As a female veteran, I am all for making women register for the draft. However, the Senator is right; amendments like these dirty up the NDAA and should be reviewed as a stand-alone bill.

A Small Win, Significant Losses

The GOP might get the COVID vaccine mandate dropped from the NDAA. Chairman of the House Armed Services Committee Adam Smith (D-WA) hinted at a possible compromise on this point, stating:

“…at this point in time, does it make sense to have that policy from August 2021? That is a discussion that I am open to and that we’re having.”
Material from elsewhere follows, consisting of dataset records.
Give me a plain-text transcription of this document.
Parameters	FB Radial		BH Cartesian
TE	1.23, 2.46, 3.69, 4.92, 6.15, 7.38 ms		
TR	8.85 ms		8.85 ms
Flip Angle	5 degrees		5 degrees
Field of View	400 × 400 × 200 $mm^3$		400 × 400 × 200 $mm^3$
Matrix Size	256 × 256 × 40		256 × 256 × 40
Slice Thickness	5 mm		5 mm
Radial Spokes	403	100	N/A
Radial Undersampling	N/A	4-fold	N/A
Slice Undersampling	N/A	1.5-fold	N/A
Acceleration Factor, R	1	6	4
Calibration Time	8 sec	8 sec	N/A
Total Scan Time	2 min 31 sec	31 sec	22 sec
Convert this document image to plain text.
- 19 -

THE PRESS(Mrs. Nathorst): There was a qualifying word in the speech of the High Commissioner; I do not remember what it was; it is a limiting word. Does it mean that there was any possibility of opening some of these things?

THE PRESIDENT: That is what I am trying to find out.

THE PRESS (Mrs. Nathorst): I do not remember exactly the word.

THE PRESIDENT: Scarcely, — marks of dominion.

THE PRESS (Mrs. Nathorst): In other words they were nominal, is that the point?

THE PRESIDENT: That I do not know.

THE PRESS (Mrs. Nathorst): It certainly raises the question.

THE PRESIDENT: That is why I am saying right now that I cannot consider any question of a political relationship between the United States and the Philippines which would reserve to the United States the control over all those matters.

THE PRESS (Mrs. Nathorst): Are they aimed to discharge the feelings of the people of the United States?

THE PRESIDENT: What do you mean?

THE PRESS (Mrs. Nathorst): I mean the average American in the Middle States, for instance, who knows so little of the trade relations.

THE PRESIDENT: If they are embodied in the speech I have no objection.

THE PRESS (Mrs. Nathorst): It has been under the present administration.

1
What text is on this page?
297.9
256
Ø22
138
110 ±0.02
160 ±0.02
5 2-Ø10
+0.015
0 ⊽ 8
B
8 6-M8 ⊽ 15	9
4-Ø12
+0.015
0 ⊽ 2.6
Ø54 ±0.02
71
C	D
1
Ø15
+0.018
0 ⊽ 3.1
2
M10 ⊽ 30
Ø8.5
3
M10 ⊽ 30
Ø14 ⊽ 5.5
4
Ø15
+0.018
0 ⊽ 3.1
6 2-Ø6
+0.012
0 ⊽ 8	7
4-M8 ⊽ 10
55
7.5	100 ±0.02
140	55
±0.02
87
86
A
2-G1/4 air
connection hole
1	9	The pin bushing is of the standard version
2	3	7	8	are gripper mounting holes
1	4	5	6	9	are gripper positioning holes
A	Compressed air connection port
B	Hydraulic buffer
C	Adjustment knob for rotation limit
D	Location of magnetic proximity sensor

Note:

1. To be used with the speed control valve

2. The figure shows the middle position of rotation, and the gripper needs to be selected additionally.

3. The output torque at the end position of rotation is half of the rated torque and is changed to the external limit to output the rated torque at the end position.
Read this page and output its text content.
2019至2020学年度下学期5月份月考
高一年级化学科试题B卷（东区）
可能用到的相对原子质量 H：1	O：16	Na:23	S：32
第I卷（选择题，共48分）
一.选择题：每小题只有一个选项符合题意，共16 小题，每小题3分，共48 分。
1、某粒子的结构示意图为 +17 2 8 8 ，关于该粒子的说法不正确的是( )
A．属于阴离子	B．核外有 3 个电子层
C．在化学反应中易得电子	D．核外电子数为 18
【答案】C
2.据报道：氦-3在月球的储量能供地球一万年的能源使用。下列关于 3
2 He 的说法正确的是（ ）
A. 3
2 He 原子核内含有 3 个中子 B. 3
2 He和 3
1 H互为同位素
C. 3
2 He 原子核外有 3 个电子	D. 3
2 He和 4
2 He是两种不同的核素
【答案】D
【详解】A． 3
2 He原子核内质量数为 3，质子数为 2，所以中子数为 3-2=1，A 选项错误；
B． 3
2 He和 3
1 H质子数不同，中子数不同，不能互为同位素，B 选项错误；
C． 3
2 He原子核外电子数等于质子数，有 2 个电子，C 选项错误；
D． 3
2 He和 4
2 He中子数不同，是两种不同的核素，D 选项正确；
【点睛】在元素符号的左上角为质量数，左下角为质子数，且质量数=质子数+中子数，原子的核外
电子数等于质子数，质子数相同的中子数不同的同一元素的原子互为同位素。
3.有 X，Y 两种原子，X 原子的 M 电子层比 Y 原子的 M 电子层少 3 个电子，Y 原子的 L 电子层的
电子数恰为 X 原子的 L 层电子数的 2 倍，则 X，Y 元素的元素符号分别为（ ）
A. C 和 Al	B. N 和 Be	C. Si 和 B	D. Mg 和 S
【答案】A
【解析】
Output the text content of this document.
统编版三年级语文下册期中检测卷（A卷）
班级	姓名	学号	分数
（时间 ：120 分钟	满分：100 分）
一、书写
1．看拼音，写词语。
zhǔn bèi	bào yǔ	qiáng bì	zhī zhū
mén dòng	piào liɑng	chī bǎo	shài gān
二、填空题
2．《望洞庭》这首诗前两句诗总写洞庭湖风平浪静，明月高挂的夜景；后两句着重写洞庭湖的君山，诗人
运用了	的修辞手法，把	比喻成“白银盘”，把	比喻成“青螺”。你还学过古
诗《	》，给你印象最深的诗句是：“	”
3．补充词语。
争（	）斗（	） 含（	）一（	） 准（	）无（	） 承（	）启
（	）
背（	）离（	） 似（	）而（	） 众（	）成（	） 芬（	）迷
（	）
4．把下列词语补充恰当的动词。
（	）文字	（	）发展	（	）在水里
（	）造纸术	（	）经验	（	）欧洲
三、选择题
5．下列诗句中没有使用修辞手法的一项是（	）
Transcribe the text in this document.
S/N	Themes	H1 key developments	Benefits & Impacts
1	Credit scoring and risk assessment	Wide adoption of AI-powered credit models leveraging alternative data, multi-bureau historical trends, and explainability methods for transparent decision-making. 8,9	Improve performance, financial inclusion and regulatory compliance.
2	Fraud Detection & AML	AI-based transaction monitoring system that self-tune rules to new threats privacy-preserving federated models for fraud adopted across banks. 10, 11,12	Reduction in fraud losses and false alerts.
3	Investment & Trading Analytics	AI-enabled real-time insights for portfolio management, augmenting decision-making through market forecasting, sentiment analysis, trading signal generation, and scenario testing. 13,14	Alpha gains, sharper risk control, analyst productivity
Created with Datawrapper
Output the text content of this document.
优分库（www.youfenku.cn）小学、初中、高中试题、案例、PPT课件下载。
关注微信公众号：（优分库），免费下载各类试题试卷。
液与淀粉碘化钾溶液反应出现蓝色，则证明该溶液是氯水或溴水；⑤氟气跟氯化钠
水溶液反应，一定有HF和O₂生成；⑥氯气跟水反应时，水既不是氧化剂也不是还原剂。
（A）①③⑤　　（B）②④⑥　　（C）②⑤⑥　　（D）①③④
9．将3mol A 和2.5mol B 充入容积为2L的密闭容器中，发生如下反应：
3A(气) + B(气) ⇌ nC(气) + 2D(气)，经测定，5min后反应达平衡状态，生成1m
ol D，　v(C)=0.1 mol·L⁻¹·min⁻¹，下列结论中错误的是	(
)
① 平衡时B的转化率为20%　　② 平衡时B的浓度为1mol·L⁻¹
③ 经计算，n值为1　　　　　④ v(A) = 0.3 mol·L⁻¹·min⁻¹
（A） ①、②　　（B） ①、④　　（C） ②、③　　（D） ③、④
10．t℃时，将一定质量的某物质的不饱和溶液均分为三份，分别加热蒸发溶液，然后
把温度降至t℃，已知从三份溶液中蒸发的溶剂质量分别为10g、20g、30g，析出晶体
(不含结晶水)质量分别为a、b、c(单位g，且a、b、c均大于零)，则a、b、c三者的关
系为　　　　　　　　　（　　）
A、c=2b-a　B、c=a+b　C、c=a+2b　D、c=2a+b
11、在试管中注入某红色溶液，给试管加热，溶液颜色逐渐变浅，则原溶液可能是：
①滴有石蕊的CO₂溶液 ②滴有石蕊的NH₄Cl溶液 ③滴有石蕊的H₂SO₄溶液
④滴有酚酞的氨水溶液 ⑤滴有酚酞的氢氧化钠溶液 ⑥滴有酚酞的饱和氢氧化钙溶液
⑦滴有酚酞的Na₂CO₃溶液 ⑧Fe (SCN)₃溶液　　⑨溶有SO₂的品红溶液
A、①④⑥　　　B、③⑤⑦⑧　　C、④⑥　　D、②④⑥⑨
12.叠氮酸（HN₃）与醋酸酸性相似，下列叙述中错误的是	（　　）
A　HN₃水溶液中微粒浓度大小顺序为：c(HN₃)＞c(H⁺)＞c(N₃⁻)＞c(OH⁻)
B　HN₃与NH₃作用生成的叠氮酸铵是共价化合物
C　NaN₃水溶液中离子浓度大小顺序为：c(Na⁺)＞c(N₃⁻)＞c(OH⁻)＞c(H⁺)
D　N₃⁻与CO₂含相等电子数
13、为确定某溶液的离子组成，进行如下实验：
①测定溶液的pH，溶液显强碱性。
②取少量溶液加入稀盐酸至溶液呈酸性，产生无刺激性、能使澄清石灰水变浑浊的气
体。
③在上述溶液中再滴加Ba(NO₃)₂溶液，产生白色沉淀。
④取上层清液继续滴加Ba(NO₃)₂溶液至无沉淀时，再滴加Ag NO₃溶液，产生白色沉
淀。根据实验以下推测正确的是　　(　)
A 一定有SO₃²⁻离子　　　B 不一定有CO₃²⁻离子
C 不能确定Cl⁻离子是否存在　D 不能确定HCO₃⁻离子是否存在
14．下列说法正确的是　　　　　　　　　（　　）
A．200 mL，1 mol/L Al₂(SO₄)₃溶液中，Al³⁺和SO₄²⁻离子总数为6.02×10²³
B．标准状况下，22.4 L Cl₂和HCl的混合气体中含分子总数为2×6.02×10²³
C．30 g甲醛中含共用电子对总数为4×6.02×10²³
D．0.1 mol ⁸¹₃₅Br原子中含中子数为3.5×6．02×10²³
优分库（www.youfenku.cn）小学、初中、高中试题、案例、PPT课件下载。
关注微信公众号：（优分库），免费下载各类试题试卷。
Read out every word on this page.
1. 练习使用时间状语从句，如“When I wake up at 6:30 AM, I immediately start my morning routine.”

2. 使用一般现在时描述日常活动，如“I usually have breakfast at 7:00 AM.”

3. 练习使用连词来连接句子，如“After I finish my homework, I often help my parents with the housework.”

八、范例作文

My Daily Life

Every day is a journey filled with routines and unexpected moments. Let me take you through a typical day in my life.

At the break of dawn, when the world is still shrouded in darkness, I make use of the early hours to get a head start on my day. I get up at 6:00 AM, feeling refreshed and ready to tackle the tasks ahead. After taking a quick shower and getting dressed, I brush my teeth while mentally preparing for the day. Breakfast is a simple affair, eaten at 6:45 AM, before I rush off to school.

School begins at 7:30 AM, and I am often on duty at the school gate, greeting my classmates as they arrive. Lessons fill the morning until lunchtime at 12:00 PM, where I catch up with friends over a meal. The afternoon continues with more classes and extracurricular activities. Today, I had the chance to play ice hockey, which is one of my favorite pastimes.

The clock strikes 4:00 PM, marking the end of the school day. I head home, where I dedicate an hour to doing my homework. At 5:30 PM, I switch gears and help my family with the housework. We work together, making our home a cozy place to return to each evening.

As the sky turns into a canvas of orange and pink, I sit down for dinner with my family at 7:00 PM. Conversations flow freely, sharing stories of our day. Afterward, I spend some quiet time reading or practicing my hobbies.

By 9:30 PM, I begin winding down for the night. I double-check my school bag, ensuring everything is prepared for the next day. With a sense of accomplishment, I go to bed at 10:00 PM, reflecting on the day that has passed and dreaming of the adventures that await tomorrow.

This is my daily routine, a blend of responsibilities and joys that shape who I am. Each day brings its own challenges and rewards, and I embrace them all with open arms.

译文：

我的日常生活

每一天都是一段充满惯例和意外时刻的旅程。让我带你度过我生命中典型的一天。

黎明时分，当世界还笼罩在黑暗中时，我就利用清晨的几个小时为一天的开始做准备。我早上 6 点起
Representative McCarthy claims he will “secure lifting” the vaccine mandate or “the bill will not move.” We shall have to see if he can make good on this promise. 

Meanwhile, the NDAA, roughly $840 billion, calls for a 4.6% pay raise for military members.

It sounds like a great deal until you compare that to the current inflation rate of 7.7%. So food stamps are still in the future for America’s finest.

It’s hard to argue that not passing the NDAA hurts the military when passing the NDAA hardly helps the military.

But I suppose it’s good that transgender women have to sign up for the draft, the Navy is learning about proper pronoun usage, and cadets are learning about white privilege. 

We’ll worry about paying our service members fair wages, modernizing our weapons procurement process, and making military enlistment appealing to young Americans later.